Giants broadcaster Lon Simmons dies

SAN FRANCISCO -- Lon Simmons, a Hall of Fame broadcaster whose career spanned five decades calling San Francisco Giants, Oakland Athletics and 49ers games, died Sunday. He was 91.

The Giants announced that Simmons died peacefully, saying, "The Giants family and Bay Area sports community lost a true gentleman."

Simmons was one of the original voices of the Giants when they moved West in 1958, and he covered Hall of Famers Willie Mays and Willie McCovey, Juan Marichal, Gaylord Perry and Orlando Cepeda.

"Like many fans, my earliest Giants memories were listening to Lon and Russ on my transistor radio," Giants president and CEO Larry Baer said. "Hearing his broadcasts ignited my and thousands of others' passion for Giants baseball.
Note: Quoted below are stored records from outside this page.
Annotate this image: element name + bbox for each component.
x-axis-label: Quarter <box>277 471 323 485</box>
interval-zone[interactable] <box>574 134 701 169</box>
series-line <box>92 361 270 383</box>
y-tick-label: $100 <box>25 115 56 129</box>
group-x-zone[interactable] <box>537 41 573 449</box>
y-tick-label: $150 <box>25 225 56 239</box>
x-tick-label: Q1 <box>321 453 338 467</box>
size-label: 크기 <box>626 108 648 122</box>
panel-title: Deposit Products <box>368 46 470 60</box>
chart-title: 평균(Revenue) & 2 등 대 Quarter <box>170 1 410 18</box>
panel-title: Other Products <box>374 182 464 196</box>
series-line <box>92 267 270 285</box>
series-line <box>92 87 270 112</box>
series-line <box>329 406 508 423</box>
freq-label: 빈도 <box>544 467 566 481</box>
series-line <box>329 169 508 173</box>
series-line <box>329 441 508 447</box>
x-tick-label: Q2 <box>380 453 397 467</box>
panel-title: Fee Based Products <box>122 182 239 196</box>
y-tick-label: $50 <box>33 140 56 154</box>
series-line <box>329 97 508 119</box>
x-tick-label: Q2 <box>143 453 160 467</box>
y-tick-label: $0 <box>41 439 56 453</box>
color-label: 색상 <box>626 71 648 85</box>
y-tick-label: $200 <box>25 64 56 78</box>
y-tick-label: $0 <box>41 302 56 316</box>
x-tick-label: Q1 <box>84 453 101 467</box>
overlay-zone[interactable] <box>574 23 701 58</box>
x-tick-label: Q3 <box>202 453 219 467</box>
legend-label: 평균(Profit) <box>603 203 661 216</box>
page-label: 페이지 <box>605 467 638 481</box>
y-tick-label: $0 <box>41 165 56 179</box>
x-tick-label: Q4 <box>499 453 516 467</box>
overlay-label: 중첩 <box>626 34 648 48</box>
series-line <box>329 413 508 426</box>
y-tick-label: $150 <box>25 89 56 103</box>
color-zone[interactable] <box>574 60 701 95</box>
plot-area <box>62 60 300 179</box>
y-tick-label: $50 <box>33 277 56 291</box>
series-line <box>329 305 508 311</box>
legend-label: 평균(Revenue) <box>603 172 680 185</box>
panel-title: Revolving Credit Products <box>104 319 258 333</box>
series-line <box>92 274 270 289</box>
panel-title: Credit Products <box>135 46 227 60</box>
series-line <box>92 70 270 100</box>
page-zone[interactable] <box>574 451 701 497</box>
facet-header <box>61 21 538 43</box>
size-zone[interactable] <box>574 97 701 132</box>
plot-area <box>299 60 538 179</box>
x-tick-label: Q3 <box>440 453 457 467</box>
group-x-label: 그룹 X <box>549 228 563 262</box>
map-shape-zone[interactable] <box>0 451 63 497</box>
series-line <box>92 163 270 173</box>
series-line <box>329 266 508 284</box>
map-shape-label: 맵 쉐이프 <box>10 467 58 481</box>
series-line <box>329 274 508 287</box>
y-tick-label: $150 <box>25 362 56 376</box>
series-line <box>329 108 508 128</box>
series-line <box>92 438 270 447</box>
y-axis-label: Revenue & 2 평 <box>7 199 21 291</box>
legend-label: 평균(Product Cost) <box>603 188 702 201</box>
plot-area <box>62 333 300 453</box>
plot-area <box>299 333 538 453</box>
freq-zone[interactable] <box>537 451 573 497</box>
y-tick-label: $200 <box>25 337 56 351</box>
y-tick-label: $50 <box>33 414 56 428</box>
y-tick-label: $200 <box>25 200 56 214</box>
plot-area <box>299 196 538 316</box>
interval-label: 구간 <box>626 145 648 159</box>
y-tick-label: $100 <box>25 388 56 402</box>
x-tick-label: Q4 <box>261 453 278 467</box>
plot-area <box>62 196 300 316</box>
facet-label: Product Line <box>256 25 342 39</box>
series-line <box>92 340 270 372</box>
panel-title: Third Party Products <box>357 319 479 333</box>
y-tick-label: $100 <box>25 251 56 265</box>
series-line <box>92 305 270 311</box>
He will be deeply missed by all of us."

Simmons called Oakland's victory in the earthquake-interrupted 1989 Bay Bridge World Series, with that booming voice, announcing, "The A's have won the World Series in a sweep!"

Over three stints with the Giants, Simmons considered one of his greatest thrills getting to call Mays' 600th home run. His signature phrase on the long ball became, "Tell it goodbye!"

"If they had a Nobel Prize for baseball, Willie would have won it," Simmons said during Mays' 80th birthday festivities in May 2011.

He also announced many of home run king Barry Bonds' drives during his pursuit.

But Simmons, who was honored with the Ford C. Frick Award by the Hall of Fame in 2004, also had a famous call on Hall of Fame quarterback Steve Young's epic, back-and-forth, game-winning scramble for 49 yards against the Minnesota Vikings on Oct. 30, 1988, that still lives in the memories of Bay Area sports fans.

"Young, back to throw, in trouble, he's going to be sacked. No, gets away, he runs, gets away again, goes to the 40, gets away again, to the 35, cuts back at the 30, to the 20, the 15, the 10. He dives. Touchdown, 49ers!"

Ahead of the Niners' final season at Candlestick Park in 2013, Simmons reflected on the run-down stadium where he did most of his work. Simmons often took shots at himself, and that humor became part of his charm, along with his baritone voice and personable nature.

"I felt that Candlestick and I were soul mates. We were both big and ugly, we were both windy, and they could never figure out how to get rid of either one of us," Simmons said. "As John Brodie used to say about Candlestick, he said, 'We have the advantage when we play at home. I have the advantage because I've played in the wind and things, and I know what the ball's going to do.' The guys come in to play one game a year and the winds and stuff killed them because it really did affect the ball throwing it."

Simmons -- who spent much of his time in the radio booth alongside Russ Hodges -- dealt with cancer more than once in recent years. He requested not to have a memorial service, the Giants said. He attended selected games last season and still worked as a community ambassador for the Giants after retiring in 2002.

"I'm grateful for the support of the Bay Area fans," Simmons said upon being selected the winner of the Ford C. Frick Award. "The fans are more important to me than anything else because those are the people I tried to please the 40 years."